Il y a aussi la question de la libre circulation des personnes dans le cadre de Schengen. Est-ce un problème pour le ministre de l’intérieur que vous êtes ?
Là encore, les réseaux du crime, comme les réseaux islamistes, profitent des trous dans la raquette sur le contrôle des frontières ou sur l’éloignement des étrangers qui n’ont rien à faire chez nous. J’ai bon espoir que les choses avancent. Car il y a aujourd’hui une prise de conscience au niveau européen. Je le vois très concrètement, sur deux enjeux. Le premier, c’est la reprise du contrôle de nos frontières extérieures, que va permettre la mise en œuvre du pacte Asile et immigration. Le second enjeu, c’est la directive Retour, qui précisément ne permet pas les retours : j’ai obtenu de mes partenaires européens que sa révision soit engagée sans tarder. C’est une première victoire. Dans l’attente, il faut assurer un contrôle
de nos frontières intérieures. C’est pourquoi j’ai reconduit ces contrôles, à partir du 1er novembre. Je constate d’ailleurs que nous ne sommes pas
les seuls : près de la moitié des Etats européens exercent ces contrôles aux frontières intérieures, comme l’Allemagne ou les Pays-Bas.
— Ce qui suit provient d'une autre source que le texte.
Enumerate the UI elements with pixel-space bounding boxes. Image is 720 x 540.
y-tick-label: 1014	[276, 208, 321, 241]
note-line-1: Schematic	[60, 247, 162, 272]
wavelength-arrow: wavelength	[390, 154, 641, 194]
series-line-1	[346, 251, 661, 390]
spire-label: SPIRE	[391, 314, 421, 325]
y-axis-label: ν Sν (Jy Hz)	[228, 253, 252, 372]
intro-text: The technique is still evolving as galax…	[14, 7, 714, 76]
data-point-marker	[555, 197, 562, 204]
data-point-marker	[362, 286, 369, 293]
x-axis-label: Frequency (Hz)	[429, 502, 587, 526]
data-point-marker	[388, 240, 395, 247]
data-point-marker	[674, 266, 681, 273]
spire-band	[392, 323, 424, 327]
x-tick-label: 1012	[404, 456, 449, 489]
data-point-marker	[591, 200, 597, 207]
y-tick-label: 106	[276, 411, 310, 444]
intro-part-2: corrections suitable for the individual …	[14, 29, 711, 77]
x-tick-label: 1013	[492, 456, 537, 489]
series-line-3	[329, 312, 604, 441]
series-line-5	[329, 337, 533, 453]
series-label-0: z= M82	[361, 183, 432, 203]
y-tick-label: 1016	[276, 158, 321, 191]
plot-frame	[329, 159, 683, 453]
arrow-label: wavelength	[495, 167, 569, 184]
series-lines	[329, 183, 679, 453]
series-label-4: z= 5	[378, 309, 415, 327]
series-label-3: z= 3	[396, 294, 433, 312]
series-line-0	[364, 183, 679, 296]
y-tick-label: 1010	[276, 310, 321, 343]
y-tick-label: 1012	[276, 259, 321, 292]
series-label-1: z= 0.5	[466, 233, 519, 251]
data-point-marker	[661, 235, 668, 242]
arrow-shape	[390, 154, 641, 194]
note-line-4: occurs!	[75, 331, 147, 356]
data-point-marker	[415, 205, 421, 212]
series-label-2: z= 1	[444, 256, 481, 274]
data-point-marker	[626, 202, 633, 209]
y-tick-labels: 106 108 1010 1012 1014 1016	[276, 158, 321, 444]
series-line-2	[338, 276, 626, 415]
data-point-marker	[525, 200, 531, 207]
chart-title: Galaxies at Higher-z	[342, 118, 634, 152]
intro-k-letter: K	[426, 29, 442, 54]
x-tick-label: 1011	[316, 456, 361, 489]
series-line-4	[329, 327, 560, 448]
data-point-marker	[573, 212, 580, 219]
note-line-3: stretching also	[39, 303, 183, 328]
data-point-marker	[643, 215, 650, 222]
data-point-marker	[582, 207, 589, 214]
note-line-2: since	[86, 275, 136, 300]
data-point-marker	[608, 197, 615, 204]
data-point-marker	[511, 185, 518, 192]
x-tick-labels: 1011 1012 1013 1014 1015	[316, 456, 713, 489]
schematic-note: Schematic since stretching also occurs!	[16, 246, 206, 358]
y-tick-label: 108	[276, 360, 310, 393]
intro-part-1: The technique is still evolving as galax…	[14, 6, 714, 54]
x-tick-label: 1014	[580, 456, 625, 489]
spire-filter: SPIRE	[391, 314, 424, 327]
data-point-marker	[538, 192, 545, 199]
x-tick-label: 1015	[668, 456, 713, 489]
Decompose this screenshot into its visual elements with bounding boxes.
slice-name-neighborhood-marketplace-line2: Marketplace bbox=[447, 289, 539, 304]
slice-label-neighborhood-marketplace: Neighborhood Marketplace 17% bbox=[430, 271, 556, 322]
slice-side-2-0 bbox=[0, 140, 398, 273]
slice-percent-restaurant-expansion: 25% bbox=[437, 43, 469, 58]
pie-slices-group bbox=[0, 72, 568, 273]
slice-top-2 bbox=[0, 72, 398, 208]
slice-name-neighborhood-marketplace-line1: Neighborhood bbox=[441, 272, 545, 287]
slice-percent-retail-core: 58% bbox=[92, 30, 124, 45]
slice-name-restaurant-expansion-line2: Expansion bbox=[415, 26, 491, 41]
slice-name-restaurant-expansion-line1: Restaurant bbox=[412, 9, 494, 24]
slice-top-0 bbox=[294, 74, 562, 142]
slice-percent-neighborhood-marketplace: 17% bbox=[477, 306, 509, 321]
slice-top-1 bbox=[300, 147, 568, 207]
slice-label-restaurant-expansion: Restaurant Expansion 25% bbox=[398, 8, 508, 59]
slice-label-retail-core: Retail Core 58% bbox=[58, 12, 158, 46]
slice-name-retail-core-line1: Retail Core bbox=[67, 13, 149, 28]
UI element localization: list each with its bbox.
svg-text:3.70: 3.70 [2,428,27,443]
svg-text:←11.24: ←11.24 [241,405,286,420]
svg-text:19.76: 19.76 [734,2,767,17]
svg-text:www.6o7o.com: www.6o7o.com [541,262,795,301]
Avez-vous regardé le film Bac Nord ? Comme ministre de l’intérieur, qu’en pensez-vous ?
Bien sûr, je l’ai vu dès sa sortie. J’avais été frappé par l’extrême difficulté du métier de policier dans ces quartiers. Mais de manière plus générale, après plusieurs semaines au contact de nos forces de l’ordre, je veux dire que pour elles, je ne tolérerai rien, aucune atteinte, aucune offense. Tous ceux qui collent une cible dans le dos de nos policiers et de nos gendarmes me trouveront sur leur route. Certains m’ont d’ailleurs déjà trouvé. J’ai déposé plainte contre cet assistant parlementaire d’une députée LFI qui a qualifié nos forces de l’ordre « d’enfants de Pétain ». Les successeurs de Pétain, ce ne sont pas ceux qui font l’honneur de la République, en défendant ses lois au péril de leur vie, mais ceux qui la déshonorent. Je parle de cette extrême gauche qui propage la haine anti-flics et soutient des mouvements islamistes et antisémites, comme le Hamas ou le Hezbollah. Je considère qu’elle constitue la pire menace politique aujourd’hui.